Billet invité.
Religieuse, philosophique, politique, juridique, économique, s’il y a un domaine qui a su mobiliser différentes sphères sociales pendant plusieurs millénaires, c’est bien le prêt à intérêt.
Sans même remonter jusqu’à l’Empire romain, il suffit par exemple de savoir qu’une, sinon la première intervention juridique, en dehors du droit canon qui avait déjà statué bien auparavant au sujet du prêt à intérêt, date de 789, avec l’interdiction par Charlemagne du prêt à intérêt pour les clercs (capitulaire Admonitio generalis). Cette interdiction sera ensuite étendue par Lothaire et par les Mérovingiens aux laïcs.

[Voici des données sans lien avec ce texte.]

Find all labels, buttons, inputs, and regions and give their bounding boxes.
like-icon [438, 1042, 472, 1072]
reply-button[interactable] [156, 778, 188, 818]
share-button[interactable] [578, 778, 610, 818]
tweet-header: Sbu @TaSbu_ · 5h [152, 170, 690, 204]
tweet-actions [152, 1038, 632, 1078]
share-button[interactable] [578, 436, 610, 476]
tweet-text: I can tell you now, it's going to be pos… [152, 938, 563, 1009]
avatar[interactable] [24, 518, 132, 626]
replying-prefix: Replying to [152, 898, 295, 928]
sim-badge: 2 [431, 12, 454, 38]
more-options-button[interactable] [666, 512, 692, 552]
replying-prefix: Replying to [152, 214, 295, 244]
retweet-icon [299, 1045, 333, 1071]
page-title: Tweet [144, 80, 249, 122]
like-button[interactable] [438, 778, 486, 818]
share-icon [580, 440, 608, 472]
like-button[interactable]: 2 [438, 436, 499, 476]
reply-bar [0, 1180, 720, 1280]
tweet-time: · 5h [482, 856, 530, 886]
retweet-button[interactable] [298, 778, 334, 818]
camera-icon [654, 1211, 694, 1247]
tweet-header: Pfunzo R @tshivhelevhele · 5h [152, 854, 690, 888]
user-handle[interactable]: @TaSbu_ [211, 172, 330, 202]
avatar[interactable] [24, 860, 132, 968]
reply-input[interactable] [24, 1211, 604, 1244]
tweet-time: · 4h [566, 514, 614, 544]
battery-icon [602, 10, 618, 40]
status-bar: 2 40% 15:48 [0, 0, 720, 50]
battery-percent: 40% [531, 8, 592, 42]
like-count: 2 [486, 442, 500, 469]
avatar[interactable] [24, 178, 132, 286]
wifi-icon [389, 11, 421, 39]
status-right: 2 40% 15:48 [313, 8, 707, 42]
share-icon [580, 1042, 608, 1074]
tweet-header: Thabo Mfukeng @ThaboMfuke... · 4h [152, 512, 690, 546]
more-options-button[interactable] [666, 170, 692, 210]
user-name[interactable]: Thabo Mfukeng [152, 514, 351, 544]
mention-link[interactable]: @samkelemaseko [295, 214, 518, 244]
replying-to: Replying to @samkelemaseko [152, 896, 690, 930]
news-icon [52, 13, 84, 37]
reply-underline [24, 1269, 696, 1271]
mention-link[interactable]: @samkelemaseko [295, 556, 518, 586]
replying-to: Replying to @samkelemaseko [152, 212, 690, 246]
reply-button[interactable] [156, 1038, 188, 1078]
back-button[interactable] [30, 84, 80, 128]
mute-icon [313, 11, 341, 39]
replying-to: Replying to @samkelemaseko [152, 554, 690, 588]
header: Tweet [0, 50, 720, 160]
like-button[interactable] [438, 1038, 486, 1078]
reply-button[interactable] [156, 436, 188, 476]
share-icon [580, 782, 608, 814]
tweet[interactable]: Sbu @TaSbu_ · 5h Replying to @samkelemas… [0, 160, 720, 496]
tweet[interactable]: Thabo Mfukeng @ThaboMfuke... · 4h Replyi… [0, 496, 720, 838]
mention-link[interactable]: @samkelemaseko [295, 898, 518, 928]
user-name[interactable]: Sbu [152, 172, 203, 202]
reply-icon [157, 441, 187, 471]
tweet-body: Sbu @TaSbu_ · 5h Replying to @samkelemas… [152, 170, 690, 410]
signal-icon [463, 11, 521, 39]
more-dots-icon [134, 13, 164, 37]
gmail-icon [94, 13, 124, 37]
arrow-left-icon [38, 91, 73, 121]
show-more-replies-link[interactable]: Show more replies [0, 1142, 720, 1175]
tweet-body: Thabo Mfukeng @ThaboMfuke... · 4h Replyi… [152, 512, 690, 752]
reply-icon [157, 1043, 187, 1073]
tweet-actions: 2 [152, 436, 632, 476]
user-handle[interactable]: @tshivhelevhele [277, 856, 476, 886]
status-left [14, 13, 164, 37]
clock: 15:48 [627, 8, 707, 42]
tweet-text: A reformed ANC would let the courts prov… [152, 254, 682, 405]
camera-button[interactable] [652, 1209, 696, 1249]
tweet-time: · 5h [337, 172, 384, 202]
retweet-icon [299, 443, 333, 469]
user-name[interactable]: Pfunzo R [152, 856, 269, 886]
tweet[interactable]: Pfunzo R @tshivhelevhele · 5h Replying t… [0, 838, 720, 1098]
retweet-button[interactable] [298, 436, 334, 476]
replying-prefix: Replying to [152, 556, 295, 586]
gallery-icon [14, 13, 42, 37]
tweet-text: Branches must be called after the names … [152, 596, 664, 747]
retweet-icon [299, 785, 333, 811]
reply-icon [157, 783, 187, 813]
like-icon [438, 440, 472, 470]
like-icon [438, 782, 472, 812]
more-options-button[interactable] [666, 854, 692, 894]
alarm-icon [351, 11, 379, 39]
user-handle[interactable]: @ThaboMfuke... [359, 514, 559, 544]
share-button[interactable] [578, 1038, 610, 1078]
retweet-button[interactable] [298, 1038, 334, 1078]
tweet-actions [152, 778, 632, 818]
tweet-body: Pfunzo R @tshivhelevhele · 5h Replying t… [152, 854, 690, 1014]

Depuis cette interdiction, du premier empire carolingien, jusqu’à la Révolution et à l’Empire napoléonien, puis jusqu’à la IIIème République Française pour aboutir à aujourd’hui, l’histoire du prêt à intérêts en France a été, par-delà ses aspects philosophiques, éthiques et religieux, aussi une histoire juridique qui a essentiellement tourné autour de la licéité ou non des intérêts que pouvaient réclamer les prêteurs à leurs débiteurs. Une histoire où l’on peut identifier le principe de réalité et la réalité des principes, énoncés et transcrits dans le droit, mais une histoire de rapports de force entre les classes sociales qui possédaient ou pouvaient accéder au capital et celles qui devaient par la force de la nécessité y accéder, du paysan jusqu’au Roi lui-même, en en payant le prix : les intérêts.